An interesting part follows: there is a difference between your right to make something and your moral or ethical right to make something and As an editor, you have editorial responsibilities were said by a publisher. Jenkins continues we think of video games as violence only [while there could be one violent choice and another choice to solve the same issue in a game; there could be diminishing violence rather than decreasing]. Fable is mentioned. Hal Halpin does not think violent games are not a responsibility for designers, they are a responsibility for publishers: designers and developers want to create but publishers want money, and violence sells.

Then the discussion turns towards parents: someone says he would rather have his kid play a RTS with no gore than a FPS war game. [once again, the background only shows images from FPS war games with blood everywhere!]. A publisher [I think?] says the industry has to be honest with themselves. Pamela Eaks remarks that sex and violence sell and someone else reports wheteher it's a game, a movie, or music, the sales grow as violence grows. Back to GTA, Rockstar is gonna make the game that sells.

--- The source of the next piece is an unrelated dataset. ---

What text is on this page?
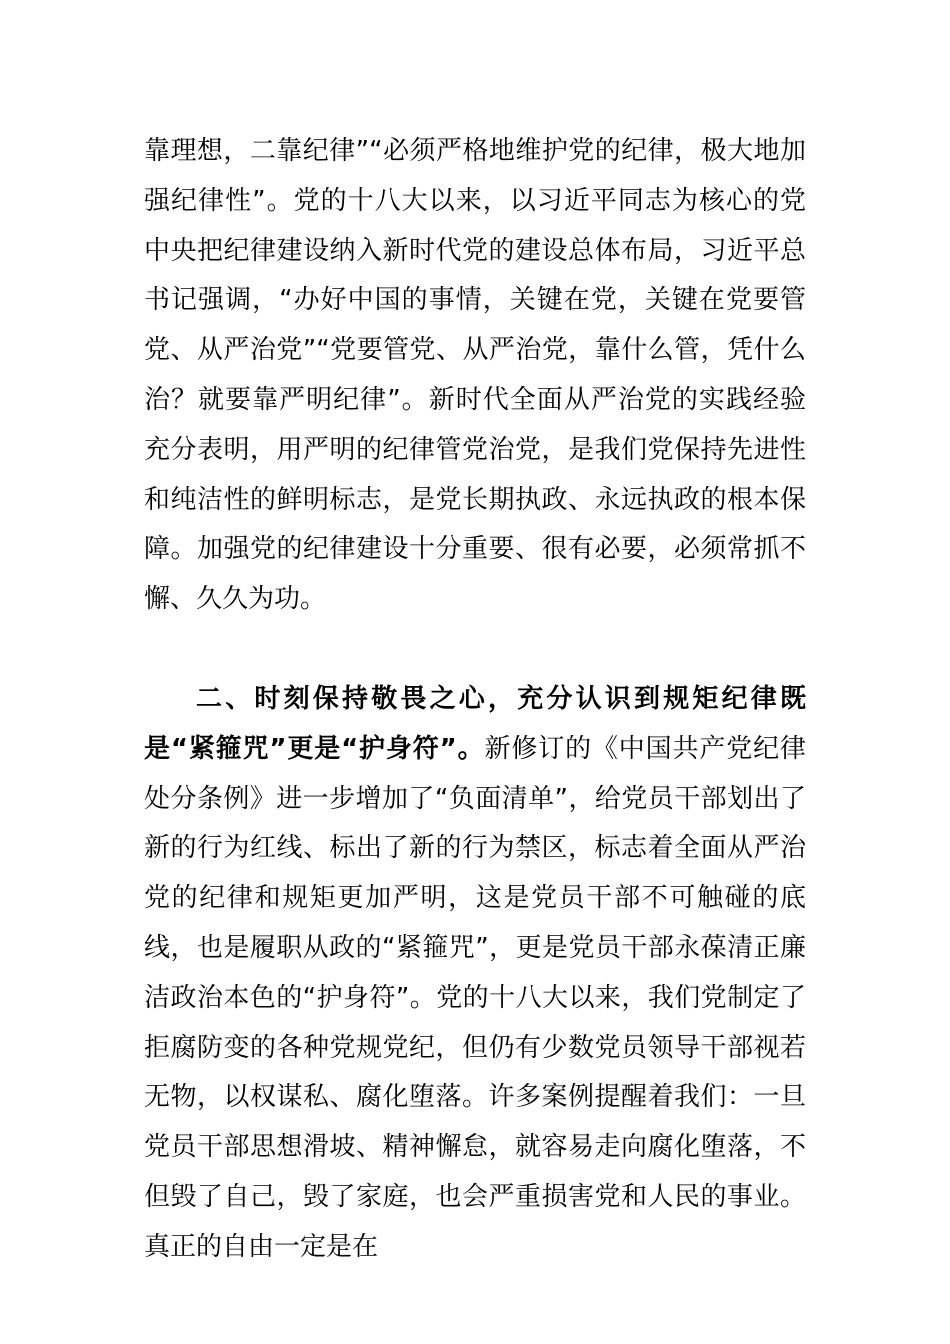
靠理想，二靠纪律”“必须严格地维护党的纪律，极大地加强纪律性”。党的十八大以来，以习近平同志为核心的党中央把纪律建设纳入新时代党的建设总体布局，习近平总书记强调，“办好中国的事情，关键在党，关键在党要管党、从严治党”“党要管党、从严治党，靠什么管，凭什么治？就要靠严明纪律”。新时代全面从严治党的实践经验充分表明，用严明的纪律管党治党，是我们党保持先进性和纯洁性的鲜明标志，是党长期执政、永远执政的根本保障。加强党的纪律建设十分重要、很有必要，必须常抓不懈、久久为功。

二、时刻保持敬畏之心，充分认识到规矩纪律既是“紧箍咒”更是“护身符”。新修订的《中国共产党纪律处分条例》进一步增加了“负面清单”，给党员干部划出了新的行为红线、标出了新的行为禁区，标志着全面从严治党的纪律和规矩更加严明，这是党员干部不可触碰的底线，也是履职从政的“紧箍咒”，更是党员干部永葆清正廉洁政治本色的“护身符”。党的十八大以来，我们党制定了拒腐防变的各种党规党纪，但仍有少数党员领导干部视若无物，以权谋私、腐化堕落。许多案例提醒着我们：一旦党员干部思想滑坡、精神懈怠，就容易走向腐化堕落，不但毁了自己，毁了家庭，也会严重损害党和人民的事业。真正的自由一定是在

Retailers are in the spot light of the discussions [even though no one represents them among the participants] for a while: some retailers have seen it as part of their responsibility to keep inapropriate materials out of the hand of kids, other retailers have done absolutely nothing. But the parents responsibilities quickly come back: all we can do is talk with our child about the game. Maybe Michael Rich [good link?] compares games and other art forms and the parents' awareness of these art forms for their kids. FOr instance, parents will go out of a concert if it is bad for their children. So parents should play with their children, and if they do not, they have big problems and have no communication. If the child gets GTA from the parents, it is a failure of the parents, no one else. There is no silver bullet: it is parent's role.

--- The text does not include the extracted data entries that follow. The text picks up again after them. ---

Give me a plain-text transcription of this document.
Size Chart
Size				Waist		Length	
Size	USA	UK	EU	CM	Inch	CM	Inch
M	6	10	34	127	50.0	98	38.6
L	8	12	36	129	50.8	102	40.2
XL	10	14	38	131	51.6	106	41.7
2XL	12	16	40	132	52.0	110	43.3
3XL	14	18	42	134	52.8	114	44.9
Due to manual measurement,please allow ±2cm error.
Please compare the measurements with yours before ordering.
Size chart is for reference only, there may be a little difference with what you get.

Finally, the last words from Thompson: the industry needs to be careful. Eakes asks video game developers to face a mirror and ask "Am I doing something good for children?" all the time. [but not all games are for children ... It is not because in general older people do not play that only children play. Currently, youth often means video games, but the opposite is false.] Jenkins suggests we should grow up as parents, as government and as designers about what we can do with this media. A publisher wonders what is our responsibility as publishers? At some point, the line is going to be completely lost between what's right and what's wrong.

Apologies

Looking back, I feel I have put too many comments above and not been precise enough. I have completely forgotten some people's names and not taken notes really seriously. But I did not want to spend 4 hours watching the movie. So once again, if you want to make your own mind about it, watch it. I apologize, but I have more to say about the movie making in itself.

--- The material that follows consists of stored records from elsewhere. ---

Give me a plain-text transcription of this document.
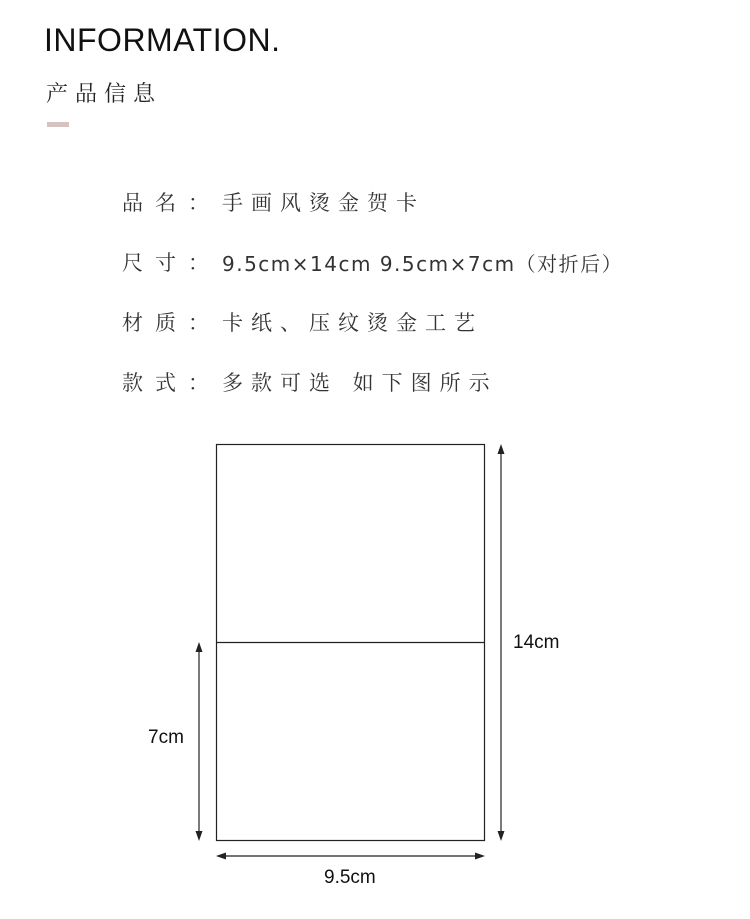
INFORMATION.
产品信息
品名： 手画风烫金贺卡
尺寸： 9.5cm×14cm 9.5cm×7cm（对折后）
材质： 卡纸、压纹烫金工艺
款式： 多款可选 如下图所示
14cm
7cm
9.5cm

I did not like the mise en scène. The background images were very complex, useless and above all irrelevant to the speaker's point. For instance, showing printed circuit boards in a transparent background when someone is talking, or replacing a Serious Sam monster's head by the speaker's head seem to emphasize on the urban legend grey goo-like fear that machines are going to invade our society insidiously and kill us all. Henry Jenkins seems to agree: Watching the film twice, I still struggle to make sense of the relationship between spoken words and images. In the same kind of low-level image-words matching, when someone mentioned hard science from university the background turned into E=mc²... The videos we see in the background of World of Warcraft or Serious Sam for instance are only the violent parts of these (not-totally violent) games. WoW early trailer and Serious Sam battles do not show at any time the exploratory side of the game, or even the stealth part.

In the speakers, there were politicians, people from nearly any level of the industry (lobbyists, game designers, publishers, journalists) and people from the society on a broader view (parents). But only Jenkins for the research community. Even though Jenkins is a cheetah and he is very good at what he does, I think one is not enough.